La ministre de la Défense nationale, Anita Anand, la sous-ministre de la Défense, Jody Thomas, et le chef d’état-major de la Défense, le général Wayne Eyre, ont présenté lundi des excuses officielles aux victimes d’inconduite sexuelle militaire.
« Je présente mes excuses aux milliers de Canadiens qui ont été blessés parce que votre gouvernement ne vous a pas protégés et n’a pas veillé à ce que les bons systèmes soient en place pour assurer la justice et la responsabilité « , a déclaré Mme Anand.
« Pendant beaucoup trop longtemps, votre gouvernement n’a pas consacré suffisamment de temps, d’argent, de personnel et d’efforts pour faire face au harcèlement sexuel, aux agressions sexuelles et à la discrimination fondée sur le sexe, l’identité de genre et l’orientation sexuelle dans l’armée et le ministère. »

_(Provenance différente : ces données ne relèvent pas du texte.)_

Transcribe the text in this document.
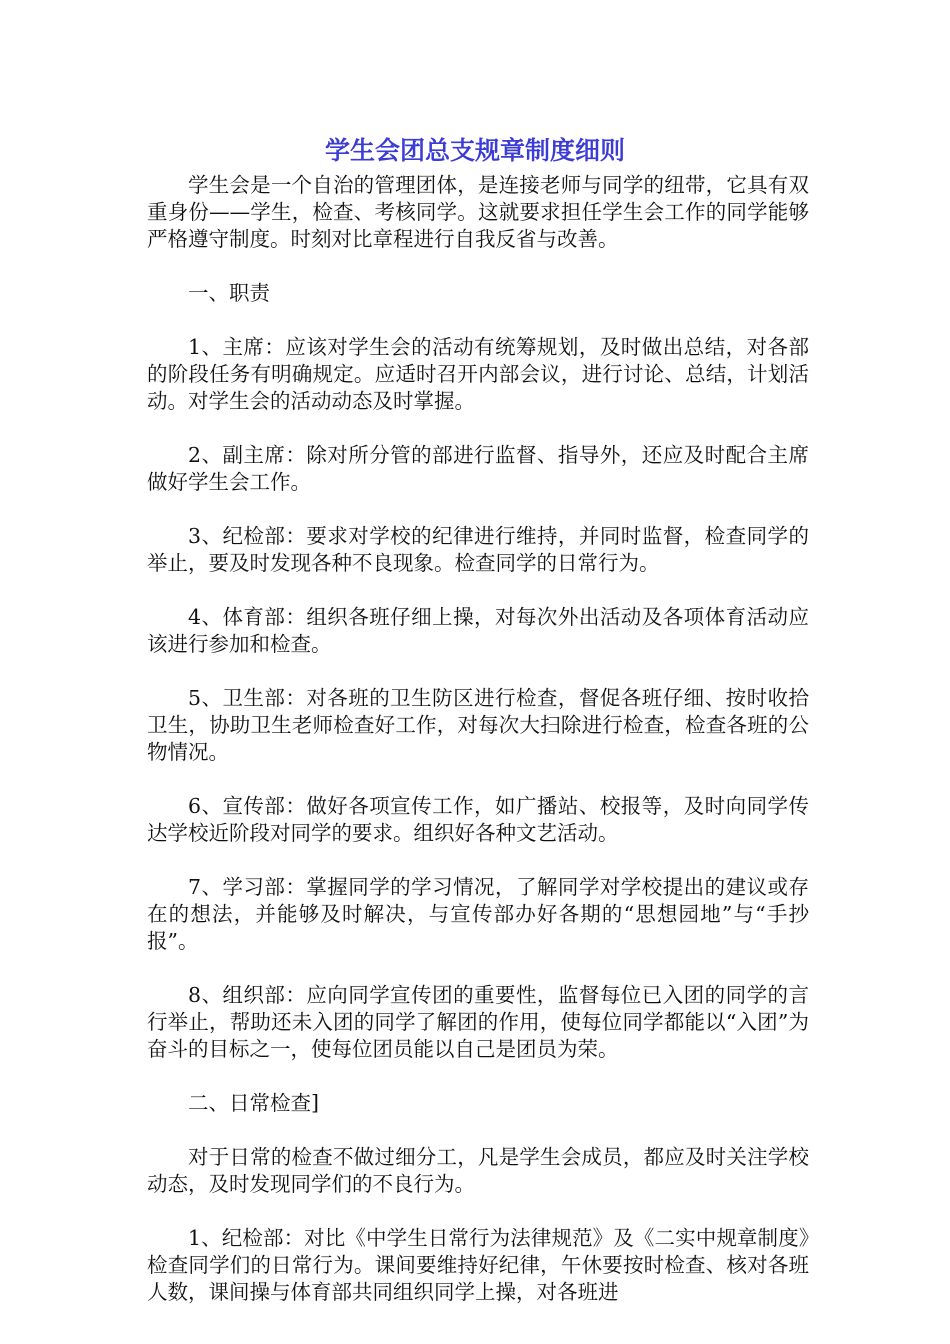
学生会团总支规章制度细则

学生会是一个自治的管理团体，是连接老师与同学的纽带，它具有双重身份——学生，检查、考核同学。这就要求担任学生会工作的同学能够严格遵守制度。时刻对比章程进行自我反省与改善。

一、职责

1、主席：应该对学生会的活动有统筹规划，及时做出总结，对各部的阶段任务有明确规定。应适时召开内部会议，进行讨论、总结，计划活动。对学生会的活动动态及时掌握。

2、副主席：除对所分管的部进行监督、指导外，还应及时配合主席做好学生会工作。

3、纪检部：要求对学校的纪律进行维持，并同时监督，检查同学的举止，要及时发现各种不良现象。检查同学的日常行为。

4、体育部：组织各班仔细上操，对每次外出活动及各项体育活动应该进行参加和检查。

5、卫生部：对各班的卫生防区进行检查，督促各班仔细、按时收拾卫生，协助卫生老师检查好工作，对每次大扫除进行检查，检查各班的公物情况。

6、宣传部：做好各项宣传工作，如广播站、校报等，及时向同学传达学校近阶段对同学的要求。组织好各种文艺活动。

7、学习部：掌握同学的学习情况，了解同学对学校提出的建议或存在的想法，并能够及时解决，与宣传部办好各期的“思想园地”与“手抄报”。

8、组织部：应向同学宣传团的重要性，监督每位已入团的同学的言行举止，帮助还未入团的同学了解团的作用，使每位同学都能以“入团”为奋斗的目标之一，使每位团员能以自己是团员为荣。

二、日常检查]

对于日常的检查不做过细分工，凡是学生会成员，都应及时关注学校动态，及时发现同学们的不良行为。

1、纪检部：对比《中学生日常行为法律规范》及《二实中规章制度》检查同学们的日常行为。课间要维持好纪律，午休要按时检查、核对各班人数，课间操与体育部共同组织同学上操，对各班进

Les excuses sont liées à un accord de règlement d’un procès en recours collectif de 2019 qui compense les membres des FAC et les employés du ministère de la Défense nationale qui ont été victimes d’inconduite sexuelle au travail.
Indépendamment de l’accord, les plaignants dans l’affaire ont demandé à l’époque un du chef d’état-major de la défense ainsi que du sous-ministre de la défense dès que cela est raisonnable, en tenant compte des réalités de la pandémie de COVID-19.
Près de 19.000 demandes ont été soumises.
Mme Carignan s’est dite « touchée » par les excuses et n’avait pas prévu à quel point elles la toucheraient.
« J’avais participé aux préparatifs, à la répétition. J’avais entendu les mots avant, mais lundi, lorsque je me suis assise et que j’ai pris le temps d’entendre les excuses, j’ai été extrêmement touchée par ce qui a été dit », a-t-elle déclaré, ajoutant que dans un contexte plus large, elle considère les excuses comme un petit pas vers le progrès.
Lorsqu’on lui a demandé ce qui la rendait si confiante dans le fait que le changement était désormais possible, Mme Carignan a répondu qu’il y avait un changement de compréhension.
« Ce qui n’était pas évident pour nous collectivement autour de la table est maintenant discuté…. ce qui est une grande différence. Il y a cinq ans, si je demandais autour de la table ce que nous faisons en matière de culture, j’obtenais un silence, et maintenant ce n’est pas du tout le cas », a-t-elle déclaré.
De janvier à l’automne 2022, l’équipe de Mme Carignan se concentre sur des » engagements réparateurs » qui guideront les stratégies de changement de culture. Leur travail se terminera par un rapport final qui, selon l’officier supérieur, complétera les recommandations présentées par Louise Arbour, juge à la retraite de la Cour suprême.